The Circle of Life

A few minutes ago, as I was perusing blogs and Ches was watching a movie on TV, Aiden came running in from outside where the boys are playing.  “There’s an animal on our patio!  I think it’s a porcupine!”

We discovered a bird (yeah, where did “porcupine” come from???”) laying on the porch.  We thought it was dead, so I got Ches a plastic bag.  As he started to pick up the bird, it moved!  The wings flayed out and it’s head came up.  Then the bird put his head back down and closed his eyes.  We though it must be a hurt bird, and Ches got a small, toy shovel to pick up the bird and see what was wrong.  He can’t find anything wrong, but the bird can’t really fly (it did try for a few seconds), and he can’t hold his head up for long.  He just kept going back to a sleep position.  We think the poor thing is dying.

Ches put the bird in the shade under a tree and we brought the boys inside (although Aiden is outside singing to the bird about having a bad day, being tired, and going home to Heavenly Father).  We’ll go check on the bird in a bit and make sure a cat or certain very active boys haven’t hurt the bird.

It makes me sad to see this bird who can barely hold his head up.  He must be so scared as Ches was picking him up and moving him around.  Why is he dying?  Is he sick?  Is he old? Did he eat something?  What can we do??
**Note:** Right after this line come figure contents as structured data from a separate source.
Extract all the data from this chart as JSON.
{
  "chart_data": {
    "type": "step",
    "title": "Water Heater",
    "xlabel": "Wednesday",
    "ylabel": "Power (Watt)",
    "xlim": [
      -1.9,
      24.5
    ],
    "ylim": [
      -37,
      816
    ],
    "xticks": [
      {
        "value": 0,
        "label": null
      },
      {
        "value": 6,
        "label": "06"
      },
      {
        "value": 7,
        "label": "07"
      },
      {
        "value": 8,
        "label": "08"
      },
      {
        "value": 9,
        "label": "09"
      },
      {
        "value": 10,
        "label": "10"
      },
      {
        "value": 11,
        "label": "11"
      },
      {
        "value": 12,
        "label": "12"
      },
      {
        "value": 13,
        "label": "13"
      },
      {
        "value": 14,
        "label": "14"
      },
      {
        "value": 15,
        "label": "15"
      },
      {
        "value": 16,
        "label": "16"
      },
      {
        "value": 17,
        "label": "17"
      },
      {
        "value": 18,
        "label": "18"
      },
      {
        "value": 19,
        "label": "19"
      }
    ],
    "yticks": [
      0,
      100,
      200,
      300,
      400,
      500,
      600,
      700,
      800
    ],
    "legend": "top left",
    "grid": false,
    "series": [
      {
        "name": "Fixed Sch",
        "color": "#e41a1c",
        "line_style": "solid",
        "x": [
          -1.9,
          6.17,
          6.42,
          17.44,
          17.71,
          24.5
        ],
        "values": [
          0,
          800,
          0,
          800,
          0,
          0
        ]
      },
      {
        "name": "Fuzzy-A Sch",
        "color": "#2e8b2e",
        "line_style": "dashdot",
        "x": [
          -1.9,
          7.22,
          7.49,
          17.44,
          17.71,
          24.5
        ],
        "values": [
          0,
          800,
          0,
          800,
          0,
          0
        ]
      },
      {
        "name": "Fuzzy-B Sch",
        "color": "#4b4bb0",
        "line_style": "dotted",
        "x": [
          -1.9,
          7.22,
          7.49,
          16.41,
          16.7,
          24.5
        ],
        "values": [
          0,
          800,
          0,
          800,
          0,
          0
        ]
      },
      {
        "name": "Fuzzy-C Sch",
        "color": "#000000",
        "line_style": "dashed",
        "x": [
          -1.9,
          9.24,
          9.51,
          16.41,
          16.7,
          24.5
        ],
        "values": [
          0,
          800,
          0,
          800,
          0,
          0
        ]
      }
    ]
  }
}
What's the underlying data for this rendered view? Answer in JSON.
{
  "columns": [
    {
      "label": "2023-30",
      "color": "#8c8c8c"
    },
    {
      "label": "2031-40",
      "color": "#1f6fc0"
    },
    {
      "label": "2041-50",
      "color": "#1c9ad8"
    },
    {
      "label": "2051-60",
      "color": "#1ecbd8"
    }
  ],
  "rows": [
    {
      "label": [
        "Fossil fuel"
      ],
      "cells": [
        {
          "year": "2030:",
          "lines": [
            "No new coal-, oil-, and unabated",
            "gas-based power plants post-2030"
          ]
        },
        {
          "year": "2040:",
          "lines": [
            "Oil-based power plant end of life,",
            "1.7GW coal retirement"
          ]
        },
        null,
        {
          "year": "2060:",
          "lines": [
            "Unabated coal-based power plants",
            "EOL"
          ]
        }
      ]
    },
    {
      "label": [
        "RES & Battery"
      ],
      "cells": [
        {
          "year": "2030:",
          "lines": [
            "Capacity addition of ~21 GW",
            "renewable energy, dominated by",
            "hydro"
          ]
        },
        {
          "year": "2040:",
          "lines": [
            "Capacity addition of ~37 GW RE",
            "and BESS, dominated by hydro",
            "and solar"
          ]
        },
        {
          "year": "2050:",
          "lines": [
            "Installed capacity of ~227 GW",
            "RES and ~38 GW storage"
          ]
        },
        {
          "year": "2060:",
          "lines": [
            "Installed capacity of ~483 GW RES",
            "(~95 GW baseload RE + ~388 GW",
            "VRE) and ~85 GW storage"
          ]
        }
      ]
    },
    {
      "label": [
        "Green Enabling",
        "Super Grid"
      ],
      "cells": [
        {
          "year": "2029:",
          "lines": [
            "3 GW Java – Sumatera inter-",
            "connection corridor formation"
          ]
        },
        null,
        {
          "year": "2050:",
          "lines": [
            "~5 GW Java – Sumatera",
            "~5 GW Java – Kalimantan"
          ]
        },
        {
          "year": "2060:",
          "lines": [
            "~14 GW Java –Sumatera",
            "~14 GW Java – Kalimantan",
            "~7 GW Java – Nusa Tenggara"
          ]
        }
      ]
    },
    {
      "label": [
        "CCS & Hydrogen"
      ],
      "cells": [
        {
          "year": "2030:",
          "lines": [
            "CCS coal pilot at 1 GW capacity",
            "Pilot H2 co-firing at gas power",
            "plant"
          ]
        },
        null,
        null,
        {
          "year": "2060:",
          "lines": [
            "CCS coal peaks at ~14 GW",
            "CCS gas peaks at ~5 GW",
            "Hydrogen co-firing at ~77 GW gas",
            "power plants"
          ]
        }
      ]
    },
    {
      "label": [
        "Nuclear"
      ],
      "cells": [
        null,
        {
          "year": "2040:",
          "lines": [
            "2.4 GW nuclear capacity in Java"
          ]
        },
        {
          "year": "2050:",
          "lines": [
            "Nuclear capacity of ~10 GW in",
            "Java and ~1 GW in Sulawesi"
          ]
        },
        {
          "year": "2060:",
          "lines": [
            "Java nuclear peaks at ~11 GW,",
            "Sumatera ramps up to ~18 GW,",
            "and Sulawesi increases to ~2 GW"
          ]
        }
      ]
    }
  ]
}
I don’t know what else to say about this, really.  I’m just really sad for this bird, and I don’t really know why.  Now my kids (Aiden, really.  He’s the only one who understands any of this) gets to watch and learn about death.  Maybe we should go watch The Lion King or something.


2 responses to “The Circle of Life

  1. Death is hard. But death IS a part of life. I think that it is probably better in some ways if a person learns about death at an early age, and learns not to fear it, but to respect, and understand that we are mortal. Some teens and young adults feel themselves to be immortal and it colors their lives negatively.
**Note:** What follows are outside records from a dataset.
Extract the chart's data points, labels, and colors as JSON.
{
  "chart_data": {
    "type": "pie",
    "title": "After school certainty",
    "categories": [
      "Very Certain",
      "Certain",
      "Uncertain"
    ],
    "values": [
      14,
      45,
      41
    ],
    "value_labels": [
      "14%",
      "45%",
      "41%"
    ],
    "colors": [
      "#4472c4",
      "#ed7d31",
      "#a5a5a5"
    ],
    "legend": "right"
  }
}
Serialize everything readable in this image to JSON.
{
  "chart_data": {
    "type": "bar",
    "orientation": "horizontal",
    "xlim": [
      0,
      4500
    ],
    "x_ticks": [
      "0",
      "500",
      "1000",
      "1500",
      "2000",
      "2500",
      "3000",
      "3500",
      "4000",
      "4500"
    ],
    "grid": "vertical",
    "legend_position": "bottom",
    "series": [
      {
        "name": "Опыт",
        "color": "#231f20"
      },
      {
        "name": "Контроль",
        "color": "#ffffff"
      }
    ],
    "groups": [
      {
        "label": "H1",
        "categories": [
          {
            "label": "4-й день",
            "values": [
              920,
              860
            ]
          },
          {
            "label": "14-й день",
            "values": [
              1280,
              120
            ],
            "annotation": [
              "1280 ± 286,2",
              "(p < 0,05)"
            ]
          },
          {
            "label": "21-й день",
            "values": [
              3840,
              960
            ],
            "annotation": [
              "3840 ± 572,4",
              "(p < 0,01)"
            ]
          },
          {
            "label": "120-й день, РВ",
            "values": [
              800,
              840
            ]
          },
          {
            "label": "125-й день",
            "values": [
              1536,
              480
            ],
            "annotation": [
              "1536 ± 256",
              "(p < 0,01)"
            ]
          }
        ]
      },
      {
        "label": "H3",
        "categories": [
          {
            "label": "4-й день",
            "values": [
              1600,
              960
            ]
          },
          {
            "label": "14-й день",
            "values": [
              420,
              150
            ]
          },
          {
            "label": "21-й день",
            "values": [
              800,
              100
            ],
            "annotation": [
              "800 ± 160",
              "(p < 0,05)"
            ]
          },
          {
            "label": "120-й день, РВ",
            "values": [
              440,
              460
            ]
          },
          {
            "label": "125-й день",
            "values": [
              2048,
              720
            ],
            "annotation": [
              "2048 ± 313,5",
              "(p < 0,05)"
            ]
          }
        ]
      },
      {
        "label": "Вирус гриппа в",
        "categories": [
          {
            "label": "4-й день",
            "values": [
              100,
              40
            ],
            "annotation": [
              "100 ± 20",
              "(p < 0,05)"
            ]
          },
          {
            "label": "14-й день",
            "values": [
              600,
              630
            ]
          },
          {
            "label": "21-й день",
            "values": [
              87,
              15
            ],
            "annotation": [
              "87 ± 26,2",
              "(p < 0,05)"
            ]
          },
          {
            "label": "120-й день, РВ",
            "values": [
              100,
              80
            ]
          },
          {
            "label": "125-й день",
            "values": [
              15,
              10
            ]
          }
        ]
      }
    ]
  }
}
    Don’t be afraid to have a funeral for the bird. Even tho you didn’t “know” it…it became someone cared about in it’s final moments. When Grandpa would thin out the rabbit population by scattergun, we kids would hold a mass funeral the next morning. Although in some ways, it seems rather silly as I look back [My sister was the official “mourner” and would cry for each rabbit as it went into the ground!] we did form a respect for the lives that were lost, and while we understood the need, and the impossibility of using the rabbits for food in that climate most of the year, we still thought of them as God’s creatures, and worthy of our concern.

    So to, with your bird. While apparantly too far gone to help heal, I would have taken the boys inside and finished it off mercifully and then had a funeral. Like the squirrel in El Dorado.

  2. I agree with Allrie, kids need to learn about death. I think that gaining a basic understanding of it on animals may make it a smidge easier if (God forbid) one of your family members passes away. It’s hard on kids, but its a good opportunity to have that FHE on the Plan of Salvation.

    (Unless Aiden is the type of kid that will get super paranoid about “am I going to die now?” The daughter of one of my friends was absolutely mortified about death and she was only 6 or 7 years old! she was constantly paranoid that EVERYTHING was going to kill her. If he’s the type that might take it too personally, I’d skip talking about it too much. Or maybe make it clear that he isn’t going to die until he’s as old as Grandpa or something).